Heather

Hi.

I'm Heather, a Registered Dietitian from Vancouver, Canada. Welcome to my blog. I'm so excited to share my favourite recipes and chat about nutrition with you! 

Miso Ginger Dressing

Miso Ginger Dressing

This is one of my go-to dressings. I try to make my own salad dressings as often as I can to avoid the added preservatives, sugar, and so that I know what's going into it. It's easy to maximize flavour and nutrition when you use high quality ingredients, and maximal flavour means a little dressing can go a long way!

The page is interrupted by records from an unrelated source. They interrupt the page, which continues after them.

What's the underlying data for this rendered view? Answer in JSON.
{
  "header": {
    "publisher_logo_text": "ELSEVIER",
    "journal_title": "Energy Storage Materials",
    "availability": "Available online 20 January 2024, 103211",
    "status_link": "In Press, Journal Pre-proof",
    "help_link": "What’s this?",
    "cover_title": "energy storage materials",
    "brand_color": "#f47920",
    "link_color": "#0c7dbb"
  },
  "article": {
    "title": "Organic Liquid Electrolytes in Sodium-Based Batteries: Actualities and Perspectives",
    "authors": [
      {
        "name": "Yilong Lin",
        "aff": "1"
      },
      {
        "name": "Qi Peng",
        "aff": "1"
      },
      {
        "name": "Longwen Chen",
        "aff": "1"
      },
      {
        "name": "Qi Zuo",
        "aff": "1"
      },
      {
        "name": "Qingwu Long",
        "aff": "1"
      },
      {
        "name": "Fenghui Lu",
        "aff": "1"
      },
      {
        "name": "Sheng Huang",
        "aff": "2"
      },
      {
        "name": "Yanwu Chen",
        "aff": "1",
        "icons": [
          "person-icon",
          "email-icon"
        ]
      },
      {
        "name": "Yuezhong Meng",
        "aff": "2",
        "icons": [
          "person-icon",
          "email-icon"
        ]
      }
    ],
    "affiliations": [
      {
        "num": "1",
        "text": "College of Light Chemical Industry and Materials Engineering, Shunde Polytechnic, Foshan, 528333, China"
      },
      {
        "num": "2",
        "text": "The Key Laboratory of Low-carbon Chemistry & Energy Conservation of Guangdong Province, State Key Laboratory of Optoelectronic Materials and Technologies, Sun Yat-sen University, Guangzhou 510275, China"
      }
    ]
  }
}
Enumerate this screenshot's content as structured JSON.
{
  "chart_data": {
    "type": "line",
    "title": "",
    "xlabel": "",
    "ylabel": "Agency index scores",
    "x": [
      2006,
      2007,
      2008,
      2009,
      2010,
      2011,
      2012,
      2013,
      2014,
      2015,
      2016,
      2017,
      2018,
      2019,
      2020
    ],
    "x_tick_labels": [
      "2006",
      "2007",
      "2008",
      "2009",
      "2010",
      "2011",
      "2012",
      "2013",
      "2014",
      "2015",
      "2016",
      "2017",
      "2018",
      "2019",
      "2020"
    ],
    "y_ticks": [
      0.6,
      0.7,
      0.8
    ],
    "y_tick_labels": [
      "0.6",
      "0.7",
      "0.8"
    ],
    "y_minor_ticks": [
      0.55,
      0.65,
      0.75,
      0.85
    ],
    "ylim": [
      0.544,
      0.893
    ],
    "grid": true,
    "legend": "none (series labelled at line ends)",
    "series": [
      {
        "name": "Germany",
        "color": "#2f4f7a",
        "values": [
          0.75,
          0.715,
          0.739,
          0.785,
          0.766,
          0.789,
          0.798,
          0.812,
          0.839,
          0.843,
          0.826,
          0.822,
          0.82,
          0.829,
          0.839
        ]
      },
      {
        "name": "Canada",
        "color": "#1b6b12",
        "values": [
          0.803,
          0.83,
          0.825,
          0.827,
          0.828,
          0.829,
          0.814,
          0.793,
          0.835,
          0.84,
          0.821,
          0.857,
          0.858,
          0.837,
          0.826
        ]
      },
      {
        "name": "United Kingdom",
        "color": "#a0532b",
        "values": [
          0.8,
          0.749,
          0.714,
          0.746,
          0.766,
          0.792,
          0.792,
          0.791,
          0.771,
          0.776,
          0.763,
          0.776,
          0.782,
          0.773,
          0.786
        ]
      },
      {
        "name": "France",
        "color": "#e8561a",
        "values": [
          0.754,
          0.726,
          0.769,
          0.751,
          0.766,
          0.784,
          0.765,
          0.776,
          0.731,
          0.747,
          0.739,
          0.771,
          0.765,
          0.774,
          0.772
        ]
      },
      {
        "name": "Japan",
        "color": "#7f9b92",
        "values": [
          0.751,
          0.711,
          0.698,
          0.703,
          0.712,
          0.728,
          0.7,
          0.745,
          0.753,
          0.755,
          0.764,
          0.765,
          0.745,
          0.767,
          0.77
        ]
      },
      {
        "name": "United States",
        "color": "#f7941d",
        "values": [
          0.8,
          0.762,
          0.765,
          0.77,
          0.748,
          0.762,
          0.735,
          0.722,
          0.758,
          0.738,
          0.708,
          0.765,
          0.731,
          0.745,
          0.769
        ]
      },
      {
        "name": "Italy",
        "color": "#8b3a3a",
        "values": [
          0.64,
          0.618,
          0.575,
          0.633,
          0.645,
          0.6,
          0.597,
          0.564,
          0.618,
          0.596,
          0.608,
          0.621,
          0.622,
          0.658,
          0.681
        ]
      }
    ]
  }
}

This asian-inspired dressing is full of flavour, but also pretty high in salt - something that's good to be aware of! It's a nice change from sweeter balsamic-based dressings. 

Ingredients: 

  • 1/3 cup rice vinegar (unseasoned)
  • 2 Tbsp extra virgin olive oil, avocado oil, or other vegetable oil of choice. 
  • 2 Tbsp toasted sesame oil
  • 1 Tbsp honey or agave
  • 1 Tbsp miso paste*
  • 1 Tbsp low-sodium tamari or soy sauce*
  • Approx. 2 Tbsp grated ginger
  • 1 clove of garlic, minced

*if you have Celiac disease make sure these ingredients are gluten-free

Instructions: 

  1. Mince the garlic, grate the ginger using a zester or fine grater
  2. Put all the ingredients into a blender and blend for ~ 30 seconds until thoroughly mixed
  3. Transfer to an air-tight container and store in the fridge for up to a week

I really like this dressing on my Omega Lunch Salad, but it also goes well on mixed greens with grated carrots and beets with grilled tofu and cilantro.